On June 3, 2004, the State filed a sentencing memorandum, indicating its intent to seek an exceptional sentence on the basis of the following aggravating circumstances: (1) future dangerousness; (2) particular vulnerability; (3) abuse of trust; (4) multiple acts against the same victim; and (5) rapid recidivism. The trial court set the case for sentencing.
On July 24, 2004, the United States Supreme Court issued its opinion in Blakely, holding that with the exception of prior convictions and facts admitted by the defendant, a jury must find aggravating factors in support of an exceptional sentence beyond a reasonable doubt. 124 S. Ct. at 2536. In response, the State filed a notice of intent to seek an exceptional sentence, along with a list of witnesses it intended to call to testify at the sentencing hearing.
The trial court continued the original sentencing date and ordered briefing on the issue of the court's authority to empanel a sentencing jury. After argument, the trial court concluded that no present mechanism existed to impose an exceptional sentence. The trial court then imposed a high end standard range sentence of 130 months. The State appeals.
ANALYSIS
The State contends that the trial court erred when it refused to empanel a jury to determine the existence of aggravating circumstances in support of an exceptional sentence. Cole responds that the trial court had no authority to empanel a jury under the exceptional sentence provisions of the Sentencing Reform Act of 1981.

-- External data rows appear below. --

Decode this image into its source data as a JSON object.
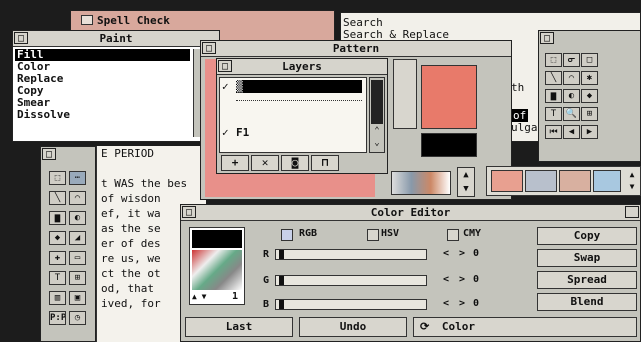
{
  "spell": {
    "title": "Spell Check"
  },
  "search": {
    "items": [
      "Search",
      "Search & Replace"
    ],
    "peek": [
      "th",
      "of",
      "ulga"
    ]
  },
  "paint": {
    "title": "Paint",
    "items": [
      "Fill",
      "Color",
      "Replace",
      "Copy",
      "Smear",
      "Dissolve"
    ],
    "selected_index": 0
  },
  "pattern": {
    "title": "Pattern"
  },
  "layers": {
    "title": "Layers",
    "rows": [
      {
        "check": "✓",
        "name": "▒"
      },
      {
        "check": "✓",
        "name": "F1"
      }
    ],
    "add_icon": "+",
    "delete_icon": "✕",
    "camera_icon": "camera",
    "lock_icon": "lock"
  },
  "doc": {
    "lines": [
      "E PERIOD",
      "",
      "t WAS the bes",
      "of wisdon",
      "ef, it wa",
      "as the se",
      "er of des",
      "re us, we",
      "ct the ot",
      "od, that",
      "ived, for"
    ]
  },
  "color_editor": {
    "title": "Color Editor",
    "modes": [
      {
        "label": "RGB",
        "active": true
      },
      {
        "label": "HSV",
        "active": false
      },
      {
        "label": "CMY",
        "active": false
      }
    ],
    "channels": [
      {
        "name": "R",
        "value": "0",
        "level": 0.02
      },
      {
        "name": "G",
        "value": "0",
        "level": 0.02
      },
      {
        "name": "B",
        "value": "0",
        "level": 0.02
      }
    ],
    "step_left": "<",
    "step_right": ">",
    "buttons": [
      "Copy",
      "Swap",
      "Spread",
      "Blend"
    ],
    "bottom": {
      "last": "Last",
      "undo": "Undo",
      "color": "Color"
    },
    "palette_index": "1"
  },
  "colors": {
    "pink": "#e8908a",
    "salmon": "#d8a090",
    "panel": "#c4c4bc",
    "black": "#000000"
  }
}
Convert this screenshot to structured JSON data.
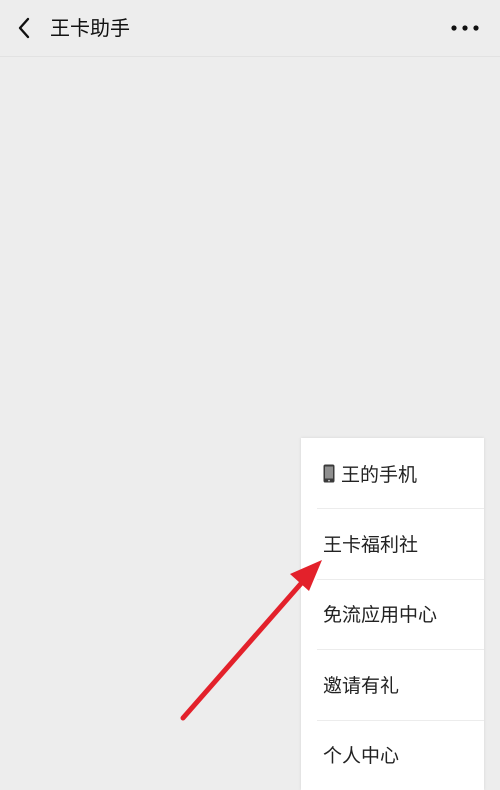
{
  "header": {
    "title": "王卡助手",
    "back_icon": "chevron-left-icon",
    "more_icon": "more-dots-icon"
  },
  "menu": {
    "items": [
      {
        "label": "王的手机",
        "icon": "phone-icon"
      },
      {
        "label": "王卡福利社"
      },
      {
        "label": "免流应用中心"
      },
      {
        "label": "邀请有礼"
      },
      {
        "label": "个人中心"
      }
    ]
  },
  "colors": {
    "background": "#ededed",
    "menu_background": "#ffffff",
    "arrow": "#e3212b"
  }
}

In State v. Hughes, the Washington Supreme Court ruled that trial courts are without authority to empanel a jury on remand: Where the legislature has not created a procedure for juries to find aggravating factors and has, instead, explicitly provided for judges to do so, we refuse to imply such a procedure on remand.
No. 74147-6, 75053-0, 75063-7, 2005 WL 851137, at *14 (Wash. Apr. 14, 2005). Under Hughes, the trial court cannot convene a jury to consider aggravating factors on remand and, therefore, must impose a sentence within the standard range. 2005 WL 851137 at *14. Here, the trial court correctly ruled that it had no authority to empanel a jury and properly imposed a standard range sentence.
Cole further argues that we must affirm the trial court's standard range sentence because aggravating factors are essential elements of the crime and must, therefore, be alleged in the information before conviction. Because we affirm Cole's standard range sentence on other grounds, we do not consider this argument.
We affirm.
A majority of the panel having determined that this opinion will not be printed in the Washington Appellate Reports, but will be filed for public record pursuant to RCW 2.06.040, it is so ordered.
BRIDGEWATER, P.J. and HUNT, J., concur.